На звук колокольчика в зале появилась длинная вереница девушек хорошо, впрочем, организованных, поскольку каждая из них отлично знала, что ей делать. Все их движения в сумме напоминали бы сложный танец, если бы не совершались в абсолютной тишине. (Про их одежды лучше не говорить, потому что говорить было бы не о чем.) Вот одна приблизилась к Петровичу тот скромно опустил глаза и поставила перед ним белую чашу, наполненную водой, в которой плавали лепестки роз. Другая, как он заметил, поставила такую же чашу перед Аной, и та, опустив в нее руки, ополоснула их. То же самое, благодарно кивнув «своей» девушке, проделал и Петрович. Вода была теплой и душистой, таким же теплым и душистым оказалось полотенце, протянутое второй девушкой, незамедлительно подплывшей к нему в своей части адажио. Другие «танцовщицы» расставляли посуду самой разной формы и размеров, наполненную известными и не известными Петровичу овощами, фруктами, мучными, мясными, рыбными и прочими кулинарными изделиями; с особым пиететом подавалось вино: каждая из бутылок (а их было несколько) представлялась Ане, и некоторые из них отправлялись обратно легким движением руки, а предварительно принятые открывались, вино и красное, и белое наливалось на дно бокала, пробовалось на вкус и запах и только после этого с одобрительным комментарием водружалось на стол. При всем при том разговор, легкий, непринужденный, какой бывает между хорошо знающими, любящими друг друга людьми, продолжался в основном, конечно, без участия Петровича, но и без попыток втянуть его в этот разговор, что его совершенно устраивало.

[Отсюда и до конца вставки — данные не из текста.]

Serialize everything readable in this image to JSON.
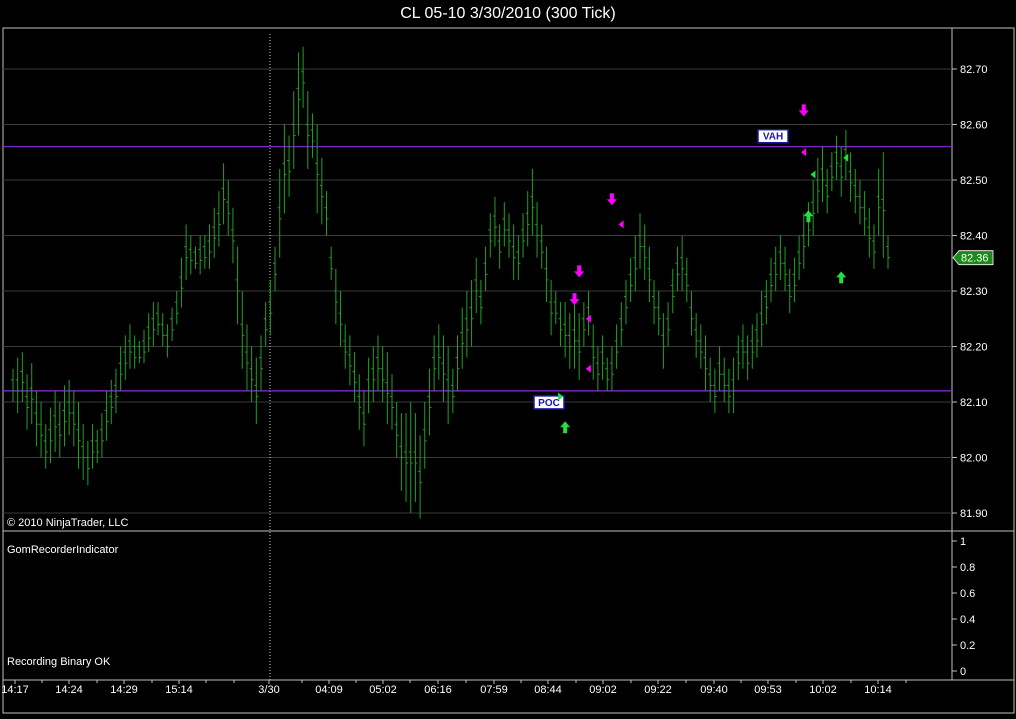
{
  "window": {
    "title": "CL 05-10  3/30/2010 (300 Tick)"
  },
  "copyright": "© 2010 NinjaTrader, LLC",
  "indicator_panel": {
    "name": "GomRecorderIndicator",
    "status": "Recording Binary OK",
    "yticks": [
      "1",
      "0.8",
      "0.6",
      "0.4",
      "0.2",
      "0"
    ]
  },
  "price_box": {
    "value": "82.36",
    "bg": "#1a8a1a"
  },
  "levels": [
    {
      "label": "VAH",
      "value": 82.56
    },
    {
      "label": "POC",
      "value": 82.12
    }
  ],
  "colors": {
    "bar": "#22a022",
    "level": "#8a2be2",
    "down_arrow": "#ff00ff",
    "up_arrow": "#22dd44",
    "grid": "#3a3a3a"
  },
  "chart_data": {
    "type": "bar",
    "subtype": "tick-range-bars",
    "ylim": [
      81.88,
      82.78
    ],
    "yticks": [
      "82.70",
      "82.60",
      "82.50",
      "82.40",
      "82.30",
      "82.20",
      "82.10",
      "82.00",
      "81.90"
    ],
    "xticks": [
      "14:17",
      "14:24",
      "14:29",
      "15:14",
      "3/30",
      "04:09",
      "05:02",
      "06:16",
      "07:59",
      "08:44",
      "09:02",
      "09:22",
      "09:40",
      "09:53",
      "10:02",
      "10:14"
    ],
    "session_break": "3/30",
    "last_price": 82.36,
    "bars": [
      [
        82.16,
        82.1
      ],
      [
        82.18,
        82.08
      ],
      [
        82.19,
        82.1
      ],
      [
        82.15,
        82.05
      ],
      [
        82.17,
        82.06
      ],
      [
        82.12,
        82.02
      ],
      [
        82.1,
        82.0
      ],
      [
        82.06,
        81.98
      ],
      [
        82.09,
        81.99
      ],
      [
        82.12,
        82.01
      ],
      [
        82.1,
        82.0
      ],
      [
        82.13,
        82.02
      ],
      [
        82.14,
        82.04
      ],
      [
        82.12,
        82.02
      ],
      [
        82.1,
        81.98
      ],
      [
        82.06,
        81.96
      ],
      [
        82.03,
        81.95
      ],
      [
        82.06,
        81.98
      ],
      [
        82.05,
        81.99
      ],
      [
        82.08,
        82.0
      ],
      [
        82.12,
        82.03
      ],
      [
        82.14,
        82.06
      ],
      [
        82.16,
        82.08
      ],
      [
        82.2,
        82.12
      ],
      [
        82.22,
        82.14
      ],
      [
        82.24,
        82.16
      ],
      [
        82.22,
        82.16
      ],
      [
        82.21,
        82.17
      ],
      [
        82.23,
        82.17
      ],
      [
        82.26,
        82.19
      ],
      [
        82.28,
        82.2
      ],
      [
        82.28,
        82.22
      ],
      [
        82.26,
        82.2
      ],
      [
        82.24,
        82.18
      ],
      [
        82.27,
        82.21
      ],
      [
        82.3,
        82.24
      ],
      [
        82.36,
        82.27
      ],
      [
        82.42,
        82.32
      ],
      [
        82.4,
        82.33
      ],
      [
        82.38,
        82.34
      ],
      [
        82.4,
        82.33
      ],
      [
        82.4,
        82.34
      ],
      [
        82.42,
        82.34
      ],
      [
        82.45,
        82.36
      ],
      [
        82.48,
        82.38
      ],
      [
        82.53,
        82.42
      ],
      [
        82.5,
        82.4
      ],
      [
        82.45,
        82.35
      ],
      [
        82.38,
        82.24
      ],
      [
        82.3,
        82.16
      ],
      [
        82.24,
        82.12
      ],
      [
        82.2,
        82.1
      ],
      [
        82.18,
        82.06
      ],
      [
        82.22,
        82.12
      ],
      [
        82.28,
        82.2
      ],
      [
        82.32,
        82.22
      ],
      [
        82.38,
        82.3
      ],
      [
        82.52,
        82.36
      ],
      [
        82.6,
        82.44
      ],
      [
        82.58,
        82.47
      ],
      [
        82.66,
        82.52
      ],
      [
        82.73,
        82.58
      ],
      [
        82.74,
        82.63
      ],
      [
        82.66,
        82.52
      ],
      [
        82.62,
        82.54
      ],
      [
        82.6,
        82.44
      ],
      [
        82.54,
        82.42
      ],
      [
        82.48,
        82.4
      ],
      [
        82.38,
        82.32
      ],
      [
        82.34,
        82.24
      ],
      [
        82.3,
        82.2
      ],
      [
        82.24,
        82.16
      ],
      [
        82.22,
        82.13
      ],
      [
        82.19,
        82.1
      ],
      [
        82.15,
        82.05
      ],
      [
        82.12,
        82.02
      ],
      [
        82.18,
        82.08
      ],
      [
        82.2,
        82.1
      ],
      [
        82.22,
        82.12
      ],
      [
        82.2,
        82.1
      ],
      [
        82.19,
        82.06
      ],
      [
        82.15,
        82.05
      ],
      [
        82.1,
        82.0
      ],
      [
        82.08,
        81.94
      ],
      [
        82.08,
        81.92
      ],
      [
        82.1,
        81.9
      ],
      [
        82.08,
        81.92
      ],
      [
        82.04,
        81.89
      ],
      [
        82.1,
        81.98
      ],
      [
        82.16,
        82.04
      ],
      [
        82.22,
        82.12
      ],
      [
        82.24,
        82.14
      ],
      [
        82.22,
        82.1
      ],
      [
        82.2,
        82.06
      ],
      [
        82.16,
        82.08
      ],
      [
        82.22,
        82.12
      ],
      [
        82.27,
        82.16
      ],
      [
        82.3,
        82.18
      ],
      [
        82.32,
        82.2
      ],
      [
        82.36,
        82.26
      ],
      [
        82.32,
        82.24
      ],
      [
        82.38,
        82.3
      ],
      [
        82.44,
        82.36
      ],
      [
        82.47,
        82.38
      ],
      [
        82.42,
        82.34
      ],
      [
        82.46,
        82.38
      ],
      [
        82.44,
        82.36
      ],
      [
        82.42,
        82.32
      ],
      [
        82.4,
        82.32
      ],
      [
        82.44,
        82.36
      ],
      [
        82.48,
        82.38
      ],
      [
        82.52,
        82.4
      ],
      [
        82.46,
        82.36
      ],
      [
        82.42,
        82.34
      ],
      [
        82.38,
        82.28
      ],
      [
        82.32,
        82.22
      ],
      [
        82.3,
        82.24
      ],
      [
        82.28,
        82.2
      ],
      [
        82.28,
        82.18
      ],
      [
        82.26,
        82.16
      ],
      [
        82.28,
        82.16
      ],
      [
        82.26,
        82.14
      ],
      [
        82.28,
        82.2
      ],
      [
        82.3,
        82.22
      ],
      [
        82.24,
        82.14
      ],
      [
        82.2,
        82.12
      ],
      [
        82.22,
        82.14
      ],
      [
        82.18,
        82.12
      ],
      [
        82.2,
        82.12
      ],
      [
        82.24,
        82.16
      ],
      [
        82.28,
        82.2
      ],
      [
        82.32,
        82.24
      ],
      [
        82.36,
        82.28
      ],
      [
        82.4,
        82.3
      ],
      [
        82.44,
        82.34
      ],
      [
        82.42,
        82.32
      ],
      [
        82.38,
        82.28
      ],
      [
        82.32,
        82.24
      ],
      [
        82.3,
        82.22
      ],
      [
        82.26,
        82.16
      ],
      [
        82.28,
        82.2
      ],
      [
        82.34,
        82.26
      ],
      [
        82.38,
        82.3
      ],
      [
        82.4,
        82.3
      ],
      [
        82.36,
        82.28
      ],
      [
        82.3,
        82.22
      ],
      [
        82.26,
        82.18
      ],
      [
        82.24,
        82.16
      ],
      [
        82.22,
        82.12
      ],
      [
        82.18,
        82.1
      ],
      [
        82.16,
        82.08
      ],
      [
        82.2,
        82.12
      ],
      [
        82.18,
        82.1
      ],
      [
        82.16,
        82.08
      ],
      [
        82.18,
        82.08
      ],
      [
        82.22,
        82.14
      ],
      [
        82.24,
        82.16
      ],
      [
        82.22,
        82.14
      ],
      [
        82.24,
        82.16
      ],
      [
        82.26,
        82.18
      ],
      [
        82.3,
        82.2
      ],
      [
        82.32,
        82.24
      ],
      [
        82.36,
        82.28
      ],
      [
        82.38,
        82.3
      ],
      [
        82.4,
        82.32
      ],
      [
        82.38,
        82.3
      ],
      [
        82.34,
        82.26
      ],
      [
        82.36,
        82.28
      ],
      [
        82.4,
        82.32
      ],
      [
        82.44,
        82.34
      ],
      [
        82.46,
        82.38
      ],
      [
        82.5,
        82.4
      ],
      [
        82.54,
        82.44
      ],
      [
        82.56,
        82.46
      ],
      [
        82.52,
        82.44
      ],
      [
        82.55,
        82.48
      ],
      [
        82.58,
        82.5
      ],
      [
        82.56,
        82.47
      ],
      [
        82.59,
        82.5
      ],
      [
        82.55,
        82.46
      ],
      [
        82.52,
        82.44
      ],
      [
        82.5,
        82.42
      ],
      [
        82.48,
        82.4
      ],
      [
        82.45,
        82.36
      ],
      [
        82.42,
        82.34
      ],
      [
        82.52,
        82.4
      ],
      [
        82.55,
        82.36
      ],
      [
        82.4,
        82.34
      ]
    ],
    "down_arrows": [
      {
        "bar": 120,
        "price": 82.28
      },
      {
        "bar": 121,
        "price": 82.33
      },
      {
        "bar": 128,
        "price": 82.46
      },
      {
        "bar": 169,
        "price": 82.62
      }
    ],
    "up_arrows": [
      {
        "bar": 118,
        "price": 82.06
      },
      {
        "bar": 170,
        "price": 82.44
      },
      {
        "bar": 177,
        "price": 82.33
      }
    ],
    "left_markers": [
      {
        "bar": 122,
        "price": 82.16,
        "color": "down"
      },
      {
        "bar": 122,
        "price": 82.25,
        "color": "down"
      },
      {
        "bar": 129,
        "price": 82.42,
        "color": "down"
      },
      {
        "bar": 168,
        "price": 82.55,
        "color": "down"
      },
      {
        "bar": 170,
        "price": 82.51,
        "color": "up"
      },
      {
        "bar": 177,
        "price": 82.54,
        "color": "up"
      }
    ],
    "right_markers": [
      {
        "bar": 118,
        "price": 82.11,
        "color": "up"
      }
    ]
  }
}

Ну ладно, давайте все-таки ужинать, предложила Ана. Я ведь пригласила человека покушать, в конце концов Налейте мне вина, если вам не трудно, обратилась она к Петровичу. Любого, махнула рукой. На ваш выбор, здесь нет плохих. Но к рыбной закуске я бы вам все же порекомендовала вот это белое, доверительно наклонившись к нему, шепнула она.
Отведав жульен из семги вместе с парой бокалов отменного белого, Петрович почувствовал себя значительно увереннее пусть не старожилом на районе, но и не новичком все-таки. А это требовало от него хоть какой-то активности.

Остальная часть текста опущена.